Thursday, November 3, 2011

100 Decisions a Day

It must be that time of the school year-finally falling into a routine and I write this with a smile on my face.  I know my students as readers, writers, word smiths,  mathematicians, scientists and historians.  So now I have to make a 100 decisions a day that are not written in my lesson plans and most of them I have about 2-4 seconds to decide.  This is our life as teachers and as the years move on notice I am not typing and I get older :) I am finding these decisions to be more difficult and harder to make.  Life was simpler in the classroom 10 years ago, maybe even 5 years ago.  I had more control of my classroom and how I was going to teach the curriculum, but not now which brings me to the 100 decisions a day.

Today was one of those days where I made a 101 decisions in one day.  Let me tell you about a few of them.  Let's start with the routine of my day.

In math, we are working on prime, composite, factor trees and prime factorization.  I knew these are all new concepts for my students so I did 4 simple warm up problems on the board and had my class try them.  We call this "entrance cards."  Decision #1:  3 students got all four correct. Decision #2 5 students only missed 2 so they need 1/2 of instruction. Decision #3 9 students missed three or four of them.  The point:  I needed 3 teachers for the best teaching and it was only me so I made the decision to group the 14 students together-teach them and send the 3 off for enrichment.  Old days: teach all of them the same thing New day: differentiate and make more decisions-better teaching yes-harder decisions yes.


In Writing Workshop, we were working on our iPod digital stories and every student needed help typically with a technology question but also learning how to edit their story.  The hard part for me in these decisions included:  When do I stop the whole group to learn a new technology skill that not everyone is ready for? Do I teach a few students and make them an expert but then how will they get their story done if they become the "teachers?"  How do I help the struggling students who are still composing their story in their writer's notebook?  You know the situation 23 writers in 23 different places and at least 30 decisions in 30 minutes.
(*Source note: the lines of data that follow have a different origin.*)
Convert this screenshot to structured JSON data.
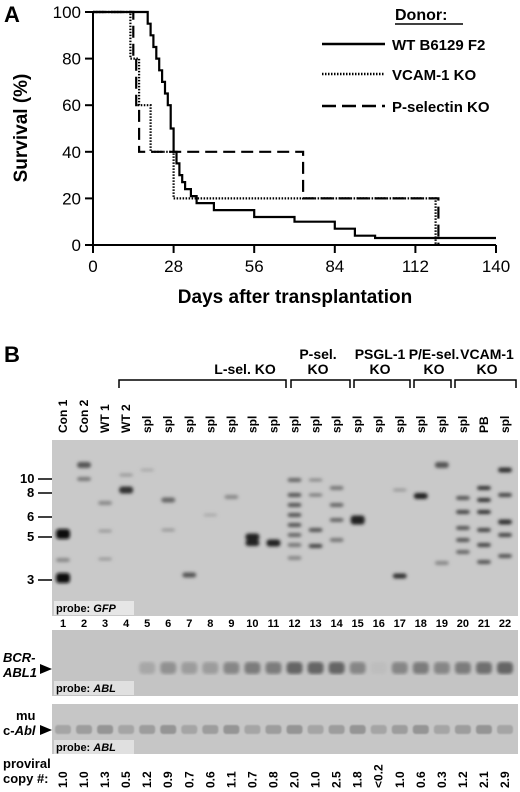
{
  "panel_a": {
    "label": "A",
    "legend_title": "Donor:",
    "chart_data": {
      "type": "line",
      "subtype": "kaplan-meier-step",
      "xlabel": "Days after transplantation",
      "ylabel": "Survival (%)",
      "xlim": [
        0,
        140
      ],
      "ylim": [
        0,
        100
      ],
      "xticks": [
        0,
        28,
        56,
        84,
        112,
        140
      ],
      "yticks": [
        0,
        20,
        40,
        60,
        80,
        100
      ],
      "legend_position": "top-right",
      "series": [
        {
          "name": "WT B6129 F2",
          "style": "solid",
          "points": [
            [
              0,
              100
            ],
            [
              19,
              100
            ],
            [
              19,
              95
            ],
            [
              20,
              95
            ],
            [
              20,
              90
            ],
            [
              21,
              90
            ],
            [
              21,
              85
            ],
            [
              22,
              85
            ],
            [
              22,
              80
            ],
            [
              23,
              80
            ],
            [
              23,
              75
            ],
            [
              24,
              75
            ],
            [
              24,
              70
            ],
            [
              25,
              70
            ],
            [
              25,
              65
            ],
            [
              26,
              65
            ],
            [
              26,
              60
            ],
            [
              27,
              60
            ],
            [
              27,
              50
            ],
            [
              28,
              50
            ],
            [
              28,
              40
            ],
            [
              29,
              40
            ],
            [
              29,
              35
            ],
            [
              30,
              35
            ],
            [
              30,
              30
            ],
            [
              31,
              30
            ],
            [
              31,
              27
            ],
            [
              32,
              27
            ],
            [
              32,
              24
            ],
            [
              34,
              24
            ],
            [
              34,
              21
            ],
            [
              36,
              21
            ],
            [
              36,
              18
            ],
            [
              42,
              18
            ],
            [
              42,
              15
            ],
            [
              56,
              15
            ],
            [
              56,
              12
            ],
            [
              70,
              12
            ],
            [
              70,
              10
            ],
            [
              84,
              10
            ],
            [
              84,
              7
            ],
            [
              91,
              7
            ],
            [
              91,
              4
            ],
            [
              98,
              4
            ],
            [
              98,
              3
            ],
            [
              140,
              3
            ]
          ]
        },
        {
          "name": "VCAM-1 KO",
          "style": "dotted",
          "points": [
            [
              0,
              100
            ],
            [
              13,
              100
            ],
            [
              13,
              80
            ],
            [
              16,
              80
            ],
            [
              16,
              60
            ],
            [
              20,
              60
            ],
            [
              20,
              40
            ],
            [
              28,
              40
            ],
            [
              28,
              20
            ],
            [
              119,
              20
            ],
            [
              119,
              0
            ]
          ]
        },
        {
          "name": "P-selectin KO",
          "style": "dashed",
          "points": [
            [
              0,
              100
            ],
            [
              14,
              100
            ],
            [
              14,
              80
            ],
            [
              15,
              80
            ],
            [
              15,
              60
            ],
            [
              16,
              60
            ],
            [
              16,
              40
            ],
            [
              73,
              40
            ],
            [
              73,
              20
            ],
            [
              120,
              20
            ],
            [
              120,
              0
            ]
          ]
        }
      ]
    }
  },
  "panel_b": {
    "label": "B",
    "groups": [
      {
        "label": "L-sel. KO"
      },
      {
        "label": "P-sel.\nKO",
        "line1": "P-sel.",
        "line2": "KO"
      },
      {
        "label": "PSGL-1\nKO",
        "line1": "PSGL-1",
        "line2": "KO"
      },
      {
        "label": "P/E-sel.\nKO",
        "line1": "P/E-sel.",
        "line2": "KO"
      },
      {
        "label": "VCAM-1\nKO",
        "line1": "VCAM-1",
        "line2": "KO"
      }
    ],
    "lane_labels": [
      "Con 1",
      "Con 2",
      "WT 1",
      "WT 2",
      "spl",
      "spl",
      "spl",
      "spl",
      "spl",
      "spl",
      "spl",
      "spl",
      "spl",
      "spl",
      "spl",
      "spl",
      "spl",
      "spl",
      "spl",
      "spl",
      "PB",
      "spl"
    ],
    "size_markers": [
      "10",
      "8",
      "6",
      "5",
      "3"
    ],
    "blot1_probe_label": "probe: ",
    "blot1_probe_name": "GFP",
    "lane_numbers": [
      "1",
      "2",
      "3",
      "4",
      "5",
      "6",
      "7",
      "8",
      "9",
      "10",
      "11",
      "12",
      "13",
      "14",
      "15",
      "16",
      "17",
      "18",
      "19",
      "20",
      "21",
      "22"
    ],
    "blot2_band_line1": "BCR-",
    "blot2_band_line2": "ABL1",
    "blot2_probe_label": "probe: ",
    "blot2_probe_name": "ABL",
    "blot3_band_line1": "mu",
    "blot3_band_line2": "c-Abl",
    "blot3_probe_label": "probe: ",
    "blot3_probe_name": "ABL",
    "copy_label_line1": "proviral",
    "copy_label_line2": "copy #:",
    "copy_numbers": [
      "1.0",
      "1.0",
      "1.3",
      "0.5",
      "1.2",
      "0.9",
      "0.7",
      "0.6",
      "1.1",
      "0.7",
      "0.8",
      "2.0",
      "1.0",
      "2.5",
      "1.8",
      "<0.2",
      "1.0",
      "0.6",
      "0.3",
      "1.2",
      "2.1",
      "2.9"
    ]
  }
}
Finally in life science, I am lucky enough to open our wall and team teach with Sarah, who is an amazing teacher.  I was leading the lesson today and Sarah was working with a small group modifying the whole group lesson.  During this time, we have "pull outs" including reading services, English Second Language services, and resource room services which brings me back to my next 28 decisions-what do you teach when you know these 8 students are going to miss class time?  This is a life long dilemma for me because I know they need those pull out services, but I know they need the life science content also.  If anyone has any suggestions, hints or ideas please leave me a comment.

1 comment:

  1. I'm clicking the blogger "LIKE" button now. I have no answers for you, just loving the way you described our life so concisely.